Indeed, a few deft touches were all it took for the artist to infuse lines and shadings and strokes with atmosphere, with luminous life. He lent amazing yet elusive body to the limpid glow of watercolour, best seen in his Dekhi Nai Phirey series. Some of his conte/graphite/pastel works, on the other hand, were archly reticent, often playing up the texture of the medium and the surface on which they were executed. In fact, every medium, whether oil, gouache, watercolour, pencil, pastel, or conte, was slave to his will, as he disrupted photographic realism into the extra-real, the strange, the fantastic, and the sinister with surprise dislocations, insertions and smudges, slivers and pinheads of highlights and a web of shadows that, particularly, sculpted faces into probing portraits.

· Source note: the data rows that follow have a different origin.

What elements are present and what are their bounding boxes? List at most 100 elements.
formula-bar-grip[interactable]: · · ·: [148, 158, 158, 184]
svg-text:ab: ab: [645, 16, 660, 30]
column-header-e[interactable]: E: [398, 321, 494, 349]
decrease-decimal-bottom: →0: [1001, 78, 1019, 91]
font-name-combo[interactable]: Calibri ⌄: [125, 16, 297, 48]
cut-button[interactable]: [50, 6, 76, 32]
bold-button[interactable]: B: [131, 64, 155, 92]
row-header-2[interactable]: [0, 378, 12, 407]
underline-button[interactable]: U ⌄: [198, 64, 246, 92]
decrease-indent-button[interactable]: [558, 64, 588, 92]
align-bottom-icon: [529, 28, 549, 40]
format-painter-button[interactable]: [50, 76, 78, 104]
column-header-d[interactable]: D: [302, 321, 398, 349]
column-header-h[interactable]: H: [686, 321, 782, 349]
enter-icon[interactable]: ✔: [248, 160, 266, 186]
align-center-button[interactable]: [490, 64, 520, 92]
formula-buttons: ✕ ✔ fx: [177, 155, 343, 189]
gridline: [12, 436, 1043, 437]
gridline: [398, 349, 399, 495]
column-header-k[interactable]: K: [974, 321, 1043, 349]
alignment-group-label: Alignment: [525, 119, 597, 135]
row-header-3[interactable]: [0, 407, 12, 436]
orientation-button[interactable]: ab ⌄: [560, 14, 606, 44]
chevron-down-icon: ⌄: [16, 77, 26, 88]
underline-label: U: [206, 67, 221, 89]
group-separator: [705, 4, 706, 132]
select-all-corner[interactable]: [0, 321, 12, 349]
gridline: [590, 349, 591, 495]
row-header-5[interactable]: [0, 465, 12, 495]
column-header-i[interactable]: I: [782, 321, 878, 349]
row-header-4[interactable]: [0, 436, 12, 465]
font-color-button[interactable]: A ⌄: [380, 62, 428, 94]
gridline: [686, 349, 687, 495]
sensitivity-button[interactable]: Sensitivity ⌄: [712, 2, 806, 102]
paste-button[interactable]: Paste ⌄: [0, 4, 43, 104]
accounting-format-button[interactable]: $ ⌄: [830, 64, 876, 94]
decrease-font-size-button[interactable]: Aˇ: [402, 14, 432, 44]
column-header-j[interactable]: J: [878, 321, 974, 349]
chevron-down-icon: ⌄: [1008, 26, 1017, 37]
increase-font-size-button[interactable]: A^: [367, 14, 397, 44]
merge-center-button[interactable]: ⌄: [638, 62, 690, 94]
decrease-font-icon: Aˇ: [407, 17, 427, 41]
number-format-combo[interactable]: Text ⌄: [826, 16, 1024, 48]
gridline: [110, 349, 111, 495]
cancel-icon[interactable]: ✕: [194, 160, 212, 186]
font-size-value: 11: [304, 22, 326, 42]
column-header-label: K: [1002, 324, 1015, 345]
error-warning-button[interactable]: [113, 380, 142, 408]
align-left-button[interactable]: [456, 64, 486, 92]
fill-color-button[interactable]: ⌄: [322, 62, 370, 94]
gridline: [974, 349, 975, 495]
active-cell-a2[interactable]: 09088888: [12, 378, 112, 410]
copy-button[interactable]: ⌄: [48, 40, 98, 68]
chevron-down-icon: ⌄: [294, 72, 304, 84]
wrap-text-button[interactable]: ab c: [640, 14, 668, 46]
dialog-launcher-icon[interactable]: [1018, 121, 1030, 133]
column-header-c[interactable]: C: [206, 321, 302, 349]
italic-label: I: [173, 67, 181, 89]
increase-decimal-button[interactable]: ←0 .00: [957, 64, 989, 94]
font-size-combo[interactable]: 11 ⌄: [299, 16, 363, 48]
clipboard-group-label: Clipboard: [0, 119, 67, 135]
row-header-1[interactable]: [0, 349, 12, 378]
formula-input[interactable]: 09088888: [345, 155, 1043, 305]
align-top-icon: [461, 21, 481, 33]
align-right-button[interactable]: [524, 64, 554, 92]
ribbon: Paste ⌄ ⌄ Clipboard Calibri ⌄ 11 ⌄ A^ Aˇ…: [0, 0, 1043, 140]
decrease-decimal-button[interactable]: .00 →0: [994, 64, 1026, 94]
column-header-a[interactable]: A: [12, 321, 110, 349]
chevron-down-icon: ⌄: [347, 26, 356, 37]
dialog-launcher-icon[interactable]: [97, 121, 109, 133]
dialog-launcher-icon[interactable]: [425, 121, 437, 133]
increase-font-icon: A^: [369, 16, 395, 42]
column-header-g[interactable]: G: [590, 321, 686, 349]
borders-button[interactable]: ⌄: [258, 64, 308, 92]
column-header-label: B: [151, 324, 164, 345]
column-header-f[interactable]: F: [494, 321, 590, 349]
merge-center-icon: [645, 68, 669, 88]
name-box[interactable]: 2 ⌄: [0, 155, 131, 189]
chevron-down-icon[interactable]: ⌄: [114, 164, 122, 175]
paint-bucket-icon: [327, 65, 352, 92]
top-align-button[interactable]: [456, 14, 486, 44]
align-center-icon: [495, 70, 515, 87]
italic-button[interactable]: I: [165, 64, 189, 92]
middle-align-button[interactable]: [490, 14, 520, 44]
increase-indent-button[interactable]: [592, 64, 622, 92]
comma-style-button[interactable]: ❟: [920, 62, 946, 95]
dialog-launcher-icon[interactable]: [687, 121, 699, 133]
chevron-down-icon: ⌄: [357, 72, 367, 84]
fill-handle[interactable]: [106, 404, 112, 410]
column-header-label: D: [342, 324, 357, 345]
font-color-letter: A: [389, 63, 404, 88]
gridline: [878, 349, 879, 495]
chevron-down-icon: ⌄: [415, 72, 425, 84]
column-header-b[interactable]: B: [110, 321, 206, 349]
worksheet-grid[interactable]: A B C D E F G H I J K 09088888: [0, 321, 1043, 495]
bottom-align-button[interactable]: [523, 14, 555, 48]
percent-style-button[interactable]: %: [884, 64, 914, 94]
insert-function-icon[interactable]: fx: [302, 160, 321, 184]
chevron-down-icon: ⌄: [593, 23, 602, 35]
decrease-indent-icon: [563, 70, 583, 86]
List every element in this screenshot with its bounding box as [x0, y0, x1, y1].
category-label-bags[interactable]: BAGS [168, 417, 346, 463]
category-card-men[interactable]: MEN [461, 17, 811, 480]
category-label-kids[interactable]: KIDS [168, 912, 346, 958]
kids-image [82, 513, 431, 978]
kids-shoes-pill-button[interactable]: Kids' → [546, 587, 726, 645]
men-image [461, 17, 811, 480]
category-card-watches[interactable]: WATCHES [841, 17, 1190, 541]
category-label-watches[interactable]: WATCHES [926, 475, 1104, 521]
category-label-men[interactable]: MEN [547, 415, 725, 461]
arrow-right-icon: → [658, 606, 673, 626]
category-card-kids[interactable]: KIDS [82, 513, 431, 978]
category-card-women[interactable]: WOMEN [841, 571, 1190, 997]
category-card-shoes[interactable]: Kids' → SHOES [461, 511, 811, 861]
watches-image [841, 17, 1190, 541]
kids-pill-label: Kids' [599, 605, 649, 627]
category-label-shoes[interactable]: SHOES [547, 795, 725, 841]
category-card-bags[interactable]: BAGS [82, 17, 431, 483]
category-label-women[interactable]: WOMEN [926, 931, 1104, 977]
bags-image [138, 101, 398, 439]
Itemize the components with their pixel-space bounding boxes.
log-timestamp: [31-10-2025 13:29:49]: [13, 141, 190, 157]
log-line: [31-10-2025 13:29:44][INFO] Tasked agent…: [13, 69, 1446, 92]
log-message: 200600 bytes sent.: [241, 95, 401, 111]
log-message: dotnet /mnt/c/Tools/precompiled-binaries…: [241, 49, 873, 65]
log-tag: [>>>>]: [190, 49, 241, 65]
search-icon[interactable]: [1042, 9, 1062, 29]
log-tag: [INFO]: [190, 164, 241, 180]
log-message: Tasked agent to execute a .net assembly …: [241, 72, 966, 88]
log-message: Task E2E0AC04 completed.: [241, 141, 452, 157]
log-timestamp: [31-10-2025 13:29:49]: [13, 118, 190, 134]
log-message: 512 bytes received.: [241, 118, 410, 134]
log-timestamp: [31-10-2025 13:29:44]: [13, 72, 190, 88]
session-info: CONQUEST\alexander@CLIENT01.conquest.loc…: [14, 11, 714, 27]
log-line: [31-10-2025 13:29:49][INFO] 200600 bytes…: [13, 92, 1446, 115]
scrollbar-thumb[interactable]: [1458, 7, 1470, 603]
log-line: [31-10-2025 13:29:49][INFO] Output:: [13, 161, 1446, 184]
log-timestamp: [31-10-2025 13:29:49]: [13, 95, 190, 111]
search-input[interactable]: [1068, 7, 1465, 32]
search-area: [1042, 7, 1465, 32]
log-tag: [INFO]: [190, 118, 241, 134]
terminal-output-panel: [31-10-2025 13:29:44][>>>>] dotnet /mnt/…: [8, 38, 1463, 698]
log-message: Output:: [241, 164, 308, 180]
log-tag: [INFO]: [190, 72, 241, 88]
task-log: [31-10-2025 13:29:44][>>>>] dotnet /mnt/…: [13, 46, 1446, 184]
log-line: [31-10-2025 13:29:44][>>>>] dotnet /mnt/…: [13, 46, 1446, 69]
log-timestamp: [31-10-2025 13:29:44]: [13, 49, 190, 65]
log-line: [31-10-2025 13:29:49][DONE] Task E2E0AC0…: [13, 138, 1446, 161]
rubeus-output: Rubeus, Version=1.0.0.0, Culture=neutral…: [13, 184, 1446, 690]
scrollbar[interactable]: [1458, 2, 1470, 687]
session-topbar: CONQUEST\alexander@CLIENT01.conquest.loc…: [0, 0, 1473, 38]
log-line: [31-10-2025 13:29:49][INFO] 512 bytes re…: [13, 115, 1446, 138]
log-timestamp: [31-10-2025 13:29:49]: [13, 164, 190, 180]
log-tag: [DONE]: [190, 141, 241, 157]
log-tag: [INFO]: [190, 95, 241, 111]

And indeed, his portraits especially of women are some of the finest examples of his artistry, whether of an anonymous Muslim woman, Laila, or the assassinated Indira Gandhi. That he wasn't seduced from his kind of exacting verisimilitude into expressionist distortions or abstraction at a time when Clement Greenberg's damning of “illusionist methods” had come to be accepted as an axiom of modern art, speaks of his honesty to himself. He never hesitated to list the artists who inspired him: Rembrandt and Vermeer, among others, and even Sargent and Whistler, and, of course, Wyeth; Abanindranath, and particularly the Arabian Nights series, and the style of Hemendranath Majumdar.

He thus declared quite openly that his style was not original. But in choosing trompe l'oeil as his métier, he bore the daunting heritage of the Renaissance and the masters of representational art. Few here had the technical felicity to dare in this direction. And yet, easy skill may not always stimulate creativity. If just a few strokes are all it takes to produce an eye-catching picture to be snapped up by the market, there's bound to be unevenness in standards.

Like most creative people, whether artists, film-makers, musicians or writers, Bikash Bhattacharjee didn't always produce great art, despite his unerring technique. But, interestingly, his last few exhibitions revealed a new direction in his work, a new timbre in his tone. He was moving away from the style he had been working on to a more turbulent, expressionist idiom. Could it be that he had reached the limits of his kind of realism and felt the need for a greater thrust to portray the 1990s and the early years of the new millennium? Religion was being crafted into a poisonous and violent weapon; the economic and social ideals of the 1960s were being casually upturned; a new kind of terrorism was taking shape; and the Left was increasingly seen to be without a conscience. Could it be that the nightmare images he had made in the late-1990s and the early 21st centurythe fierce beasts, ruthless police and grovelling sub-human beings under dark skies (Quest No 1 and Quest No 2) or a crass and hardened public figure in a welter of seething, surging paint (Inauguration of a Letter Box)-reflected a growing cynicism? Though it's pointless to speculate, the thought is inescapable. Was he, perhaps, on the verge of creating something completely different, something art-lovers were yet to see? There's no answer to that question because now we shall never know.